Saturday, January 19, 2013

THE SHIELD OF GOLD, Midnight Madness, Part 3


 

Criminals prefer to operate at night, using the dark to cover their activities. The disadvantage for them is that there is typically not a crowd of people in which to hide. When perps start to move, we have a good chance of spotting them.

 

“Man with a gun.” Those are scary words. Sometimes the threat comes from someone on the roof of an apartment building. Criminals like to use the roofs in New York City because they can often go from one apartment house to another apartment building over the adjoining rooftops.

 

What goes up must come down, however. Often members of our unit would charge up the stairs and flush the criminal from the rooftop of that building so that he ran either down the fire escape to an alley or ran across to another roof, but eventually he had to come down to street level. Often, that’s just where I’d be.

 

Speaking of rooftops reminds me of a series of robberies that were being perpetrated by an Albanian gang at strip malls in our area. The criminals would cut a hole in the roof, climb down into the store, and steal whatever they could find.

 

We had reason to believe that we knew the target of the next heist.
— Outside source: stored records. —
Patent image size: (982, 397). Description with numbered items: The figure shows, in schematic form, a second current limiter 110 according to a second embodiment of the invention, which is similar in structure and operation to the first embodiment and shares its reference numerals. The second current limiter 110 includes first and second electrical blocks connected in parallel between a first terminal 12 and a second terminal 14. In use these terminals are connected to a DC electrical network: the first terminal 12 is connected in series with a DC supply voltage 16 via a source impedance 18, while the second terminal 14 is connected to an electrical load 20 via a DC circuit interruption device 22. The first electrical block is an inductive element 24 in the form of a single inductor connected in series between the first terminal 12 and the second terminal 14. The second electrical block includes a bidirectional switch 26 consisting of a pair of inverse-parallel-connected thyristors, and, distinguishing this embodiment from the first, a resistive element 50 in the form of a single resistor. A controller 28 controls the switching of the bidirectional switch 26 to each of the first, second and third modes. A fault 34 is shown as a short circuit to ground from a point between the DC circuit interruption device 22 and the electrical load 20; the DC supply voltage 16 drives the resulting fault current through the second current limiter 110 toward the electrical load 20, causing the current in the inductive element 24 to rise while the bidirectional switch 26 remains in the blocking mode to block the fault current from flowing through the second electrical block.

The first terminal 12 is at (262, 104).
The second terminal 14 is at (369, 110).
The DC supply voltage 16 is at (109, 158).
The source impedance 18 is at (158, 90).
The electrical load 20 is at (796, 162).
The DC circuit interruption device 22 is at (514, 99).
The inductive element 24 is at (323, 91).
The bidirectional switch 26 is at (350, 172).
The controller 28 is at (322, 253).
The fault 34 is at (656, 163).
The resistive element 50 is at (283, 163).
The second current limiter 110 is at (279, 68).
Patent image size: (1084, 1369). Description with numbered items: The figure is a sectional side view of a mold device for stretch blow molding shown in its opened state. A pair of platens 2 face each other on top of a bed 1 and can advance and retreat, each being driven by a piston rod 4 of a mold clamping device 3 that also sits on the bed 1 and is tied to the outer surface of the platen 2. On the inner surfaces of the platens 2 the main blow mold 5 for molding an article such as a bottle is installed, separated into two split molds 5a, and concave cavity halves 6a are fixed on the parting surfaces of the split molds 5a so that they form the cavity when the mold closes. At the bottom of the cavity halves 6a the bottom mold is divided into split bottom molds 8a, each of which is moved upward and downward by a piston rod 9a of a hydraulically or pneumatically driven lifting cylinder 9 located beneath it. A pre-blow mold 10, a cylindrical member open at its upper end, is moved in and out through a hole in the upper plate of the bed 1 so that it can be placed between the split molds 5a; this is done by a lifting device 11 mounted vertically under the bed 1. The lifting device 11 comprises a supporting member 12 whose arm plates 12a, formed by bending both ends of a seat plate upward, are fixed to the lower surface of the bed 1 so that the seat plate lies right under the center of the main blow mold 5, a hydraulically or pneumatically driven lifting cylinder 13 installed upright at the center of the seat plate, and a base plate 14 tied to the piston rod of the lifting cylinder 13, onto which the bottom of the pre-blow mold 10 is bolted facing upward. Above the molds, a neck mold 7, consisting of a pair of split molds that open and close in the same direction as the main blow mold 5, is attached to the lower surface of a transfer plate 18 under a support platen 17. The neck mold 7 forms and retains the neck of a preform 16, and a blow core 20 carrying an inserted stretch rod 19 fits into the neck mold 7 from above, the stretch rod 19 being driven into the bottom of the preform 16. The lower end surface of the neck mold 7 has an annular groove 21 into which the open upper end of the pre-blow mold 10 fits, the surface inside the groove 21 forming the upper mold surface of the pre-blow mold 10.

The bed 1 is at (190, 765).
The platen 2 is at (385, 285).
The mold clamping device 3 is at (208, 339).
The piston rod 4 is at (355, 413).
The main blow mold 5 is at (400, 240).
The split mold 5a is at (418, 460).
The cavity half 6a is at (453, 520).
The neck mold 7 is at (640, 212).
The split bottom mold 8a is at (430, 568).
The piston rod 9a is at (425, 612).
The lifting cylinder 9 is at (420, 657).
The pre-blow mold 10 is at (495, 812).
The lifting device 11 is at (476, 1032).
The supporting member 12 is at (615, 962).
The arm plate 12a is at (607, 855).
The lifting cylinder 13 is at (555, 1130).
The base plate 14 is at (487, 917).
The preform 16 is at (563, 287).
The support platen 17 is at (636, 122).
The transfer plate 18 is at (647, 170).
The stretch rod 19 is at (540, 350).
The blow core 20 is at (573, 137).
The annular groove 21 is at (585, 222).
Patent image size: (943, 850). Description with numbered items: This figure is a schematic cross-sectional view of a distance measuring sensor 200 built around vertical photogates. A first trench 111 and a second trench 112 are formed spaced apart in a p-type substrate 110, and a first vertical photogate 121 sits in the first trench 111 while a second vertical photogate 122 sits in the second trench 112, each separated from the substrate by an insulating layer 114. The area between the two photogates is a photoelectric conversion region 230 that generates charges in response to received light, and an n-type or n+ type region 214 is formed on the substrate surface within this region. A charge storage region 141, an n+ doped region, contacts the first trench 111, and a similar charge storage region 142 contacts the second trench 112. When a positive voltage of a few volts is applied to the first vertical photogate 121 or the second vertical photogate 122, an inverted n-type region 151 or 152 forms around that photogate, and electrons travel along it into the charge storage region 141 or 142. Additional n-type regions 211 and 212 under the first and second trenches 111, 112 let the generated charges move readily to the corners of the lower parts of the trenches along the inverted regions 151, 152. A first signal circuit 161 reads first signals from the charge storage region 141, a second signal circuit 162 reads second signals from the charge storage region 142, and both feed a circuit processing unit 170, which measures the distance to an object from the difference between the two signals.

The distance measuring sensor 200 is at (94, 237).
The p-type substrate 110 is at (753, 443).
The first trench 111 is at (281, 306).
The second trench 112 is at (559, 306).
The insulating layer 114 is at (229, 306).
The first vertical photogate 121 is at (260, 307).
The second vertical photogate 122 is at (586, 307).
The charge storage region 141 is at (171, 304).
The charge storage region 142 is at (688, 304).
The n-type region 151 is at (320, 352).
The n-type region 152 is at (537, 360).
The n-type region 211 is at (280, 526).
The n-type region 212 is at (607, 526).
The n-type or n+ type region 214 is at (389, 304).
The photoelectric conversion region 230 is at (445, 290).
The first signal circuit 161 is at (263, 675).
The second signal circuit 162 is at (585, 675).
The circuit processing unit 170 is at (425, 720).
We understood how they were getting around burglar alarm systems. Similar to the ruse used by thieves in the jewel-snatch movie Topkapi, the burglars would cause the burglar alarms to go off erroneously.

 

Typically, the alarm was tripped, and officers would then respond to the alarm call. They would check out the perimeter, doors, windows, and gate. If all seemed secure, they would finalize the job to the dispatcher as “secured from ground level” [10-98], indicating that the alarm call was completed and they were available for the next assignment. After a few repetitions of this, the storeowners typically would turn off the burglar alarms so that they would not be charged a fee from the alarm company. Turning off the alarm allowed the burglars to continue without any fear that the police would be called to the location.

 

We saw this pattern of false alarms developing at one store in a strip mall, and decided to set up a surprise party for our interlopers. At closing time we made ourselves comfortable in the store, and, sure enough, between 3am to 4am we heard the sound of a drill on the roof. The thieves were drilling a small hole in the roof so that they could use a saw blade to cut themselves a large opening through which they entered the store.

 

Not only were we in the store, but we had back-up police units outside the store. When the burglars “dropped in” to collect some loot, they got an unpleasant surprise. We threw them a “perp party” and put them in cuffs.